Direct Relief engages in significant emergency preparedness and response efforts related to hurricanes and other natural events. The following list addresses several of the questions that often arise in hurricanes regarding who is most vulnerable, what to look for during, and background on the organization’s preparedness and response activities.
1. Different risks arise from the natural environment, the built environment, and demographics—and the intersection of all three. A hurricane in an unpopulated area with no infrastructure is an event of nature. A hurricane becomes an emergency when it occurs in a populated area, where critical infrastructure exists, where substandard housing, levees, or other such items in the built environment are present.
Because risks stem from different causes, mitigating them requires different actions. Zoning and building codes guard against building in high-risk areas or with techniques that won’t withstand likely natural events. A “fog of war” analog exists: the need to make rapid decisions to deploy resources occurs just as current, precise information becomes harder to obtain and distribution channels become damaged.” Preparedness for health emergencies through such means as stockpiling the appropriate medications or supplies depends in part upon knowing what types of medications and supplies are most likely to be needed by people in a community—the difference between, for example, a college town and a retirement community.
2. Food, Water, Shelter, and Medical Services are the four basic immediate concerns in a hurricane or other emergency situation to safeguard people.
3. The storm isn’t the only health risk. Preventing injury and loss of life from storm-tossed debris, electrocution, exposure, or being caught in floodwaters are priorities for first responders and emergency personnel during a hurricane. Evacuations relate to geographic areas. But some people can evacuate easier than others. People who lack mobility or have other disabling physical or mental conditions have greater difficulty simply leaving their residences, as do those without transportation or with very low incomes.
Evacuations and damage to infrastructure—such as roads and power lines—affect the flow of information and distribution channels. This can present health risks for people with chronic health conditions such as diabetes, hypertension, or asthma if they forget to bring their medications with them and cannot obtain a new supply. People with chronic conditions can quickly find themselves in a health crisis without access to their medications. (Direct Relief’s Hurricane Prepositioning Program with community health centers and clinics is designed to reduce such risks.)

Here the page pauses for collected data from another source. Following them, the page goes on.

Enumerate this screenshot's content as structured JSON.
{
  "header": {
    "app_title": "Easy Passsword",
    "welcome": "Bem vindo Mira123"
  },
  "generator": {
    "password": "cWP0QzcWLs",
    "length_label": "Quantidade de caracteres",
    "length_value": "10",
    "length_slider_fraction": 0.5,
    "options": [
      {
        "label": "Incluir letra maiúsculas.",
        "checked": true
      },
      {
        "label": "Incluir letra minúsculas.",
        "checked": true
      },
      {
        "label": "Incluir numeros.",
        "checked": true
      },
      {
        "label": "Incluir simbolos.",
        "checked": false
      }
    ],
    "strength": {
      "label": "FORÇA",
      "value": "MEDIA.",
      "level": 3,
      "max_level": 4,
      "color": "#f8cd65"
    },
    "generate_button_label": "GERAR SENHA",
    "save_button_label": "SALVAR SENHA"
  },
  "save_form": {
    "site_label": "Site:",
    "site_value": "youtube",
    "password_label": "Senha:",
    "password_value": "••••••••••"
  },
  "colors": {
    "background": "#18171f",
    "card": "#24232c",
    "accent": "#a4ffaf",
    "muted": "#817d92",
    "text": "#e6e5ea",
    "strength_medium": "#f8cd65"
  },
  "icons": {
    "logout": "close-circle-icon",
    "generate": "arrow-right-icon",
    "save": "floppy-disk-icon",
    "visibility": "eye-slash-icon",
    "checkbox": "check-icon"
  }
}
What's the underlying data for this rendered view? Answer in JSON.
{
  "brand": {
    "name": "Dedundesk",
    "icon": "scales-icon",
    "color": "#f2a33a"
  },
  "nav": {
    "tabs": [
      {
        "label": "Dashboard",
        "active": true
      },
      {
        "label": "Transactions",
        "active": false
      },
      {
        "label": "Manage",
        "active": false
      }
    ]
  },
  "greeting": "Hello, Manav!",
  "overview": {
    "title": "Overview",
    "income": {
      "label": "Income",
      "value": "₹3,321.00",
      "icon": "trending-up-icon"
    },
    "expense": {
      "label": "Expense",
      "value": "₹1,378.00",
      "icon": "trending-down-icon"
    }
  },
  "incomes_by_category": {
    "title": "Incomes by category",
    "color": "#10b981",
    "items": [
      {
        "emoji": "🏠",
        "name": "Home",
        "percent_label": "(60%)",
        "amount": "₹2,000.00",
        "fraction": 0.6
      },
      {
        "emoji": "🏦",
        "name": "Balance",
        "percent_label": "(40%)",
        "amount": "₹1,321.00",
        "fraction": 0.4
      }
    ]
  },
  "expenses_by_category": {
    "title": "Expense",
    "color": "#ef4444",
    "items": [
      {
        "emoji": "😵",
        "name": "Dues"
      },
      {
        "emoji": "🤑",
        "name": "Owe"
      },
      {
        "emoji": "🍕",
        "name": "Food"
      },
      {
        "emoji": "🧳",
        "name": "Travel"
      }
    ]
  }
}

4. Social Vulnerability: Who is at Risk, Where, and Why. Not everyone within a hurricane’s path is equally at risk. Extensive research by Dr. Susan Cutter of the University of South Carolina regarding past hurricanes and other emergencies has identified over 30 factors that affect communities’ vulnerability in such events, including an area’s natural and built environment, its rural or urban character, and the demographic composition and income levels of the population.
In general, vulnerability is greater among people at age extremes (young and old), with low incomes, members of minority populations, and those with special health or medical needs.
5. Financial losses can be extreme and long-lasting. Hurricane-caused real and personal property damage or destruction is often readily apparent. Less readily apparent are both immediate and long-term economic losses for individuals and businesses, which result in extreme hardship that escapes official damage estimates. Lost sales and wages, uninsured losses of personal and real property, crop and capital-equipment losses, reduced property values, business failures, and even large-scale relocation of people from an area have a compounding effect upon each other. Social vulnerability research confirms common sense intuition—including that people with low incomes often have a smaller cushion of resources to fall back on during and after a hurricane and greater challenges bouncing back.
6. Before, During, After (Preparedness, Response, and Recovery.) Hurricanes are indiscriminate, and their effects are felt by individuals, families, communities, schools, businesses, health facilities, and governments. Preparedness at each level, from the individual to the government, enhances safety, reduces losses, and also helps target response activities during an emergency and recovery efforts afterwards.
For response activities, the principle that good information is needed to make good decisions is amplified. Among the challenges in emergencies is the need to make rapid decisions to deploy resources—equipment, personnel, money, food, water, shelter supplies, and health resources—occurs just as current, precise information becomes harder to obtain and distribution channels become damaged. A “fog of war” analog exists in emergencies; Direct Relief’s preparedness and response efforts focus on building information channels, working consistently with the nonprofit health centers and clinics that serve vulnerable people in high-risk hurricane areas, pre-positioning essential health resources in the areas, and building a robust distribution channel to infuse additional resources as circumstances warrant.